DAN BICKLEY

ASU’s gamble on dramatically different Herm Edwards paying off

Sep 11, 2018, 5:10 PM | Updated: 7:53 pm

(AP Photo/Jae C. Hong, File)...

(AP Photo/Jae C. Hong, File)

(AP Photo/Jae C. Hong, File)

Arizona has three marquee football teams, three new leaders and one early winner.

Yeah. Not who we expected.

Herm Edwards is unbeaten, prematurely vindicated and showing great restraint over the first two weeks of the season. He was once the worst hire in recent college football history. He’s now the best story in college football’s present. He is making us all look like fools.

The new ASU head coach is also something of a pioneer. Most successful coaches peddle their status for cushy television jobs. Edwards is doing just the opposite, leveraging his on-camera success to become the impact coach he never was in the NFL.

Edwards is dramatically different in other ways. He stands out among college football coaches because he’s not self-obsessed, tyrannical or ruthless with his authority. He’s comfortable in his skin. He doesn’t belittle or incessantly scream at his young players.

He’s an old-school coach with a new-age mentality. And in a business dominated by sour personalities like Urban Meyer and Nick Saban, Edwards’ demeanor might be a bigger selling point to future recruits than his celebrity and deep well of friends at ESPN.

“I haven’t wavered in my thoughts or my mindset on how I treat them,” Edwards said. “There are consequences when you don’t do things right. It doesn’t matter who you are, and they get that part of it.

“And it’s really about serving them. I’ve always told those guys, ‘My job is to serve you as head coach. You don’t serve me. I’m going to serve you and all I want is respect on the other end of it.’ ”

Edwards’ mentality is a rarity in college football, where too many head coaches are corrupted by the money they generate and the power they wield. He can be trusted when telling a mother he’ll care for her child because his actions match his words.

“We respect each other,” Edwards said of his players. “(I tell them) ‘We don’t always have to agree. You have a voice. My office is always open. You can always come in here and have a conversation with me.’ And I get a lot of players coming in and out of this office, and it’s never about football, which is even more great for me.

“I just think they want consistency. They want someone who cares about them. And I care about them. I care about them like they’re my kids. I’m their dad right now.”

ASU’s early success has made Ray Anderson look like a genius. His controversial hiring of a former client appears to be visionary. Edwards has embraced all media, churning out interviews, turning ASU football into an open book and a feel-good story. The fourth game in Edwards’ tenure is now slated for national television, a showdown against Washington that will be televised on ESPN.

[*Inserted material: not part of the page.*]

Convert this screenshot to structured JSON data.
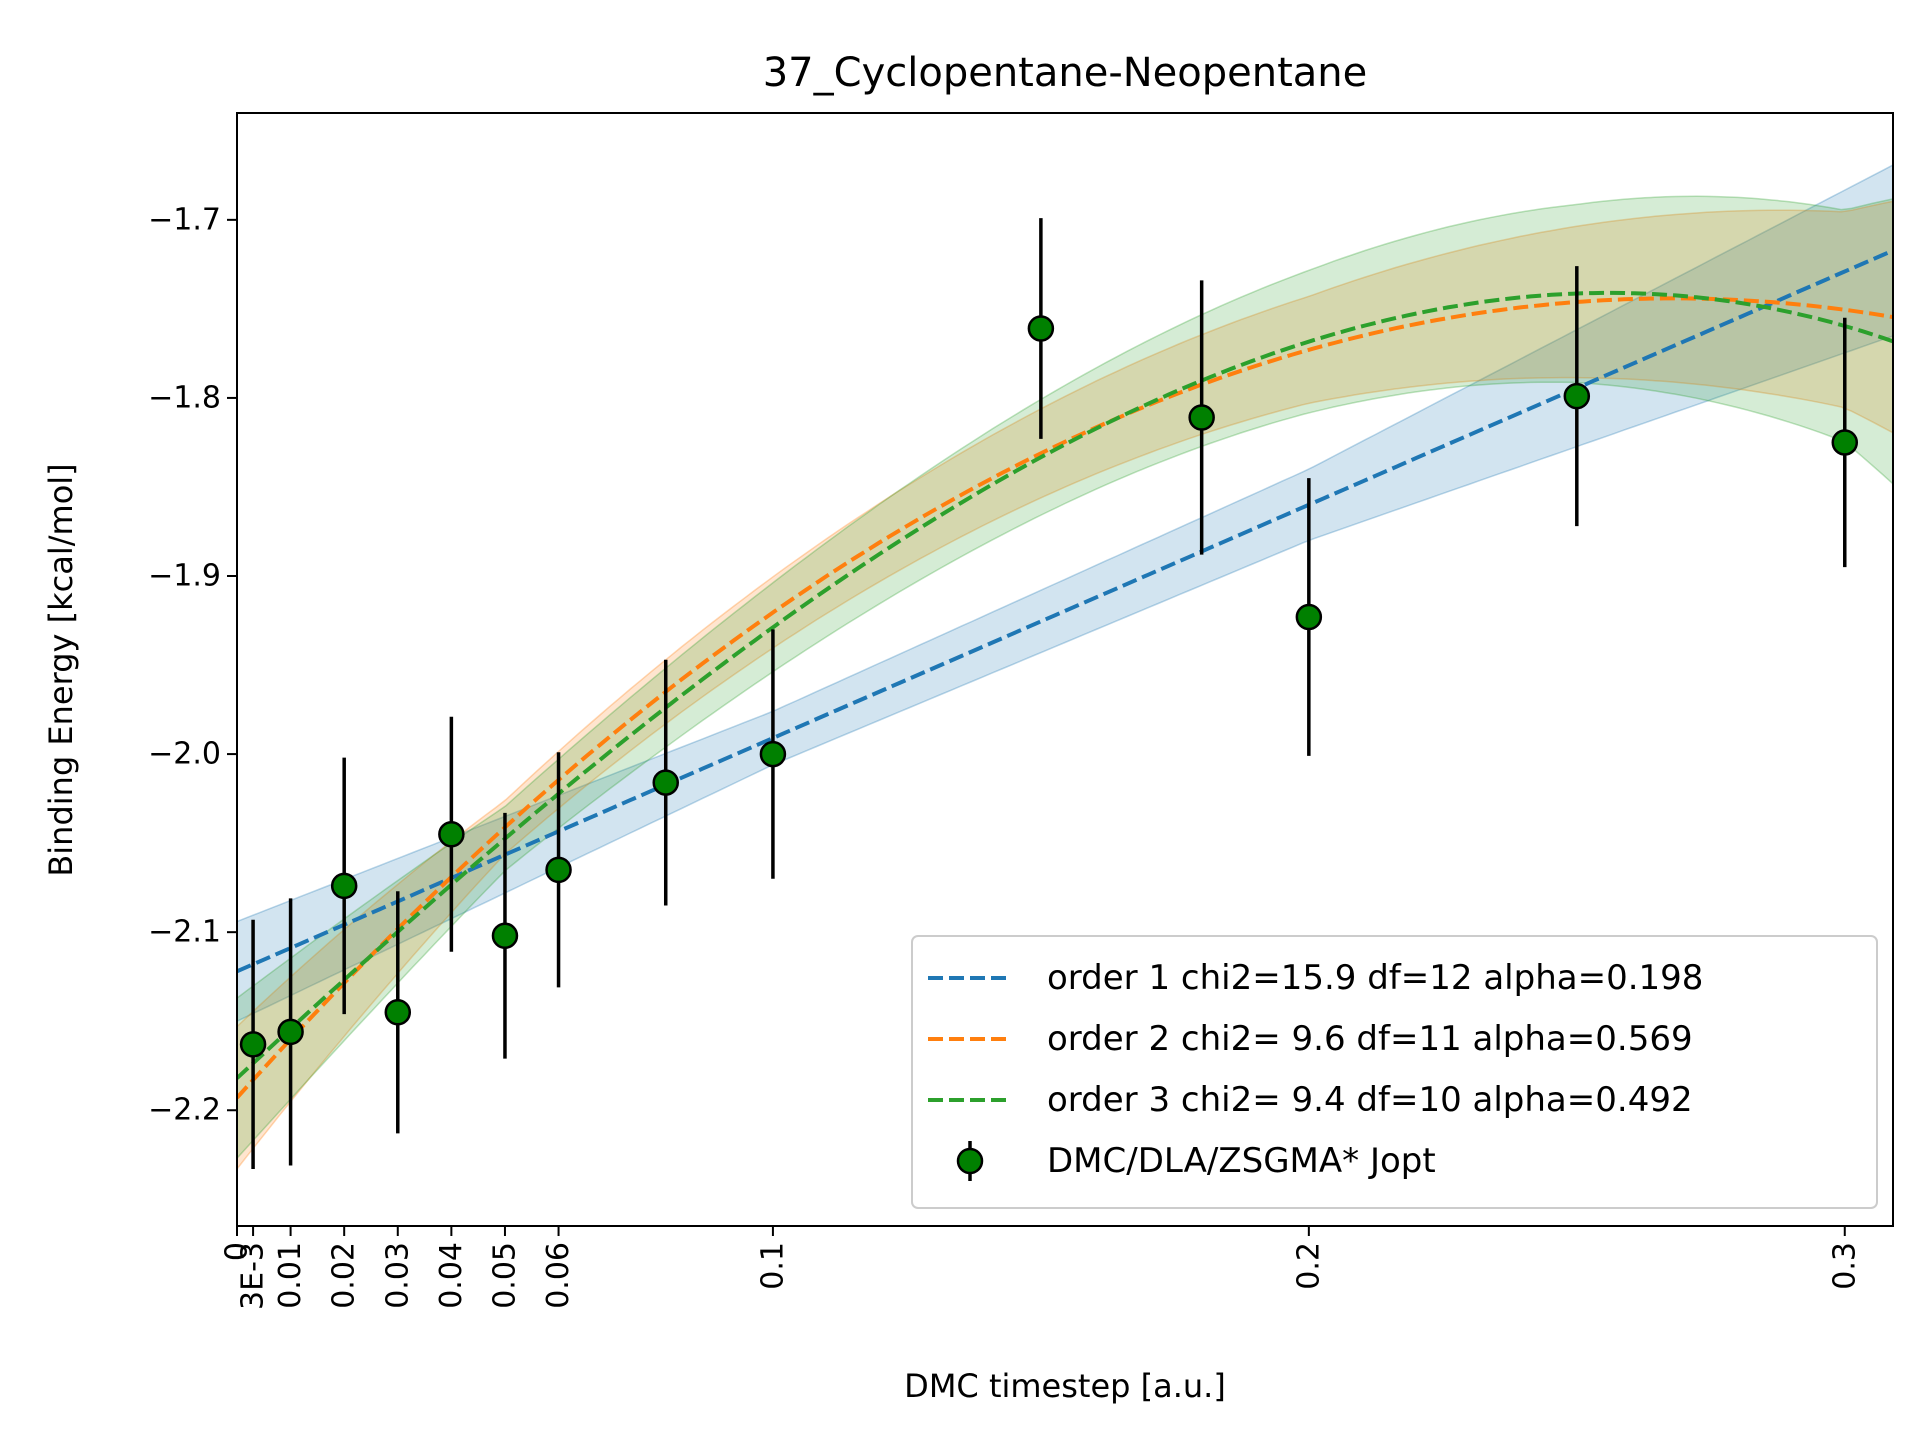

The experiment is working.

“When it comes to Coach Edwards, I think the biggest thing that nobody realizes is that he took a lot of fire,” ASU quarterback Manny Wilkins said. “You saw it all over social media, all the negative comments we took for hiring him. But he handled it so professionally. He just walked into the room, demanded respect and we got after it right away. He set the foundation for the program early on.”

Edwards hadn’t coached a football game since 2009. He hadn’t served on a college coaching staff since 1989. Many believed he was a dumpster fire waiting for a match to drop, and his early rhetorical gaffes only reinforced our ignorance.

Edwards has made very few mistakes since, with the exception of the tumble he took traversing Mt. Kush. He eschewed the comfort of practicing too often inside an air-conditioned bubble, training against the elements, laying the groundwork for their Week 2 upset of Michigan State.

He hired an excellent staff, including a defensive coordinator who is making a real difference in Tempe. He’s also found a soft spot in his profession: An empathetic, fatherly head coach with NFL ties, ESPN contacts and an ego that needs no reinforcement.

Edwards has been remarkably understated following his first two victories, cracking the Top 25 before the middle of September. His humility speaks to experience and maturity, but deep down, he must be exhilarated by what’s happening in Tempe.

He surely feels better than Steve Wilks, who couldn’t sleep after the Cardinals’ 24-6 loss on Sunday. The rookie head coach got back into his car, drove to team headquarters and watched film until his eyes could take no more. His debut was a disaster. He feels worse than his team performed, and that’s no easy feat.

The ASU head coach is far outpacing Kevin Sumlin, once exalted and currently overrated, posting two bad losses in his first two games at the University of Arizona.

And yet Edwards couldn’t shut it down after Saturday’s impressive win against Michigan State, either. He was home by 1:30 a.m. and back at ASU’s football facility by 3:30 a.m., hunkering down to watch film. It’s proof that even winners are insomniacs at the highest level of football.

And that you can’t go to sleep on Herm Edwards.